これら文章の存在が明らかにされたことで国内外の著名人がタックスヘイブンに法人を設立していることが流布されました。ですが、ただちに不正を行っていると認定されるわけではありません。タックスヘイブンに資金を移したり、会社を移転したりしたとしても、それはあくまでビジネス目的で自国でも正しく納税している可能性もあります。

つまり、パナマ文章やパラダイス文書に名前が掲載されたとしても、決してその法人や個人が税金逃れをしているとは言い切れないわけです。

国税庁も対策を強化している

とはいえ、事業実態のないペーパーカンパニーの存在が明らかになったことから、一部の企業や個人がタックスヘイブンを利用した租税回避を働いているのは明らかです。それに合わせて、日本の国税庁も対策を強化しています。

まず不正を防ぐために、国税庁は他国の税務当局との情報交換や連携を強化するようになりました。将来的には、非居住者(個人・法人など)が自国に持つ金融口座の残高や、彼らの個人情報を交換し合う仕組みも始まる予定です。

また、「タックスヘイブン対策税制」によって課税の調整も図られています。日本の会社の子会社が海外にある場合、その国の法人税が20%を下回ると、日本国内の親会社の所得が増えるという仕組みです(所得が増えれば、もちろん法人税も増えます)。親会社と子会社では、利益を移すことが比較的容易にできるため、海外の法人税率が低い国の子会社に利益を移し、日本国内での納税を圧縮しようと考える人がいます。それを防ぐのが、この制度の役割です。

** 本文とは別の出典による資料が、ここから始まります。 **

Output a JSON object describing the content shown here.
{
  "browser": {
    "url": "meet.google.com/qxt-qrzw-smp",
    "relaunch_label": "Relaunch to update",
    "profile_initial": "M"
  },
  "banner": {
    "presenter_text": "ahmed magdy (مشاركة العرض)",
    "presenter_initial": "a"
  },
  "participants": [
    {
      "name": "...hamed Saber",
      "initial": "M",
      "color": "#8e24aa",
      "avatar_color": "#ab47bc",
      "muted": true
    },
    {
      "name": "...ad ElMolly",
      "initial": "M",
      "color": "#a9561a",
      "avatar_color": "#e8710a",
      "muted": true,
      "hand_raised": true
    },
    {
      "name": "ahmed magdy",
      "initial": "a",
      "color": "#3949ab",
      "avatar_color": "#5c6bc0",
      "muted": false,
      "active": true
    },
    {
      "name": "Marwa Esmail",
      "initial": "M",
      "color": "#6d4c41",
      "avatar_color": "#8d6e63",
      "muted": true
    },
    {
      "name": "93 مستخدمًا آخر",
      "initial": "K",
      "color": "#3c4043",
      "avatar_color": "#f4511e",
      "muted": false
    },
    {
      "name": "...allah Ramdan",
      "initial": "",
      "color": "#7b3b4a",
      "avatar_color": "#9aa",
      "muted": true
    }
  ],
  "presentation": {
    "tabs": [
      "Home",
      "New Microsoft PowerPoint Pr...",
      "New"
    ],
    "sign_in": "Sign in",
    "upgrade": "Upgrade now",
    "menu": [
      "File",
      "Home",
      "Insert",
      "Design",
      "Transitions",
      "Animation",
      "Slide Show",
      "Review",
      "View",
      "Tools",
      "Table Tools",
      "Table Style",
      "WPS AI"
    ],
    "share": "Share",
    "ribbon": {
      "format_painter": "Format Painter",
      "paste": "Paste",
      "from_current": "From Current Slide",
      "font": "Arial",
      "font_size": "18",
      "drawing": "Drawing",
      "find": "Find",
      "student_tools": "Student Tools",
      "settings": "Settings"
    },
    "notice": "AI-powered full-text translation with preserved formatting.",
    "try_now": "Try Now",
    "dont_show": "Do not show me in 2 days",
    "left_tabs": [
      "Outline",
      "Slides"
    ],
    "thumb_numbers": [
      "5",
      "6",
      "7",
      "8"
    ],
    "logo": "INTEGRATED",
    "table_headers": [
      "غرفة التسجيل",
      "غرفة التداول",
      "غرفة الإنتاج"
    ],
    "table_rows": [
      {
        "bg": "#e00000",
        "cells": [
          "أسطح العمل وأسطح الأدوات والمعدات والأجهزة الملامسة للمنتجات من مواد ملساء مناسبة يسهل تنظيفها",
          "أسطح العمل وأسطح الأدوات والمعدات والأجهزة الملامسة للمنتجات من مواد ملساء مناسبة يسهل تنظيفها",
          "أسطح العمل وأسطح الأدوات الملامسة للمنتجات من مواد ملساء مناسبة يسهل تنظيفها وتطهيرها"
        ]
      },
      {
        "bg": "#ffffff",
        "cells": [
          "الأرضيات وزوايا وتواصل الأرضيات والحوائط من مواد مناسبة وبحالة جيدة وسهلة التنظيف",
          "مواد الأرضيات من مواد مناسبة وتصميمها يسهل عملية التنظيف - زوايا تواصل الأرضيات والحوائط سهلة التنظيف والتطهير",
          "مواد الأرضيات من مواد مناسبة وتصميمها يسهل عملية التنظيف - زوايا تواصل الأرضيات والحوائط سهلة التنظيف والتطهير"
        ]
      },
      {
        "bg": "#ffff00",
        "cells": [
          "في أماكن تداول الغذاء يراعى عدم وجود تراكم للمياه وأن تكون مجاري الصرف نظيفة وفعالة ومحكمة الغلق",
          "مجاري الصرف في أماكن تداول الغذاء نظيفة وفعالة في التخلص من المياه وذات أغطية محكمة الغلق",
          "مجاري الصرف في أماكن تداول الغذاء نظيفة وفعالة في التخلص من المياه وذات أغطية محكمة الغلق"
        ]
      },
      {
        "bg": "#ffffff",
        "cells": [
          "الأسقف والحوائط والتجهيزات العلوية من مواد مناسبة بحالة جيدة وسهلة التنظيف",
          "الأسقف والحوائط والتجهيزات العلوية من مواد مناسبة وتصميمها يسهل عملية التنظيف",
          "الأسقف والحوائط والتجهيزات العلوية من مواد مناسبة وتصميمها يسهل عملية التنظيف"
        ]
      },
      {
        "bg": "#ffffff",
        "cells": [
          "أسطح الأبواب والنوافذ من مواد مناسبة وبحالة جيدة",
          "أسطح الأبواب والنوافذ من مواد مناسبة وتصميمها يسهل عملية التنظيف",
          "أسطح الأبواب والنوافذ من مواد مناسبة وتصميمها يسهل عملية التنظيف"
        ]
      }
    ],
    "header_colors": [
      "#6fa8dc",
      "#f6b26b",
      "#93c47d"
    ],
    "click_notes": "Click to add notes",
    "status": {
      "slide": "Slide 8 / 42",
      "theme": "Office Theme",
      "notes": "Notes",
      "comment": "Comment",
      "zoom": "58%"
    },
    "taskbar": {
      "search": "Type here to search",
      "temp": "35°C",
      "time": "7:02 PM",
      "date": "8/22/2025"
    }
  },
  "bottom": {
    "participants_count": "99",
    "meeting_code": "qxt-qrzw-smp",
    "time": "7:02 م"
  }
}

国税局の税務調査の件数には限界があって、毎年、すべての法人を調査することはできません。そのために重点項目を定めて、そこを徹底的にたたきます。その対象が近年では、国際的な取引のある法人や個人なのです。国税庁内に、新たに国際課税の役職を設置したり、国際取引を行う可能性の高い富裕層の情報を収集するプロジェクトチームを全国に拡大や増員したりもしています。また、今後は国税局だけでなく税務署にも国際税務の専門官を置く予定です。

タックスヘイブンを利用した租税回避は、現状、違法には当たらないため罰金や懲役の対象とはなりません。とはいえ、それは税制度を揺るがす可能性をはらむ、恣意的かつ不公平なものです。国際的な課税ルールにもなじまないタックスヘイブンは、今後、是正されると考えられます。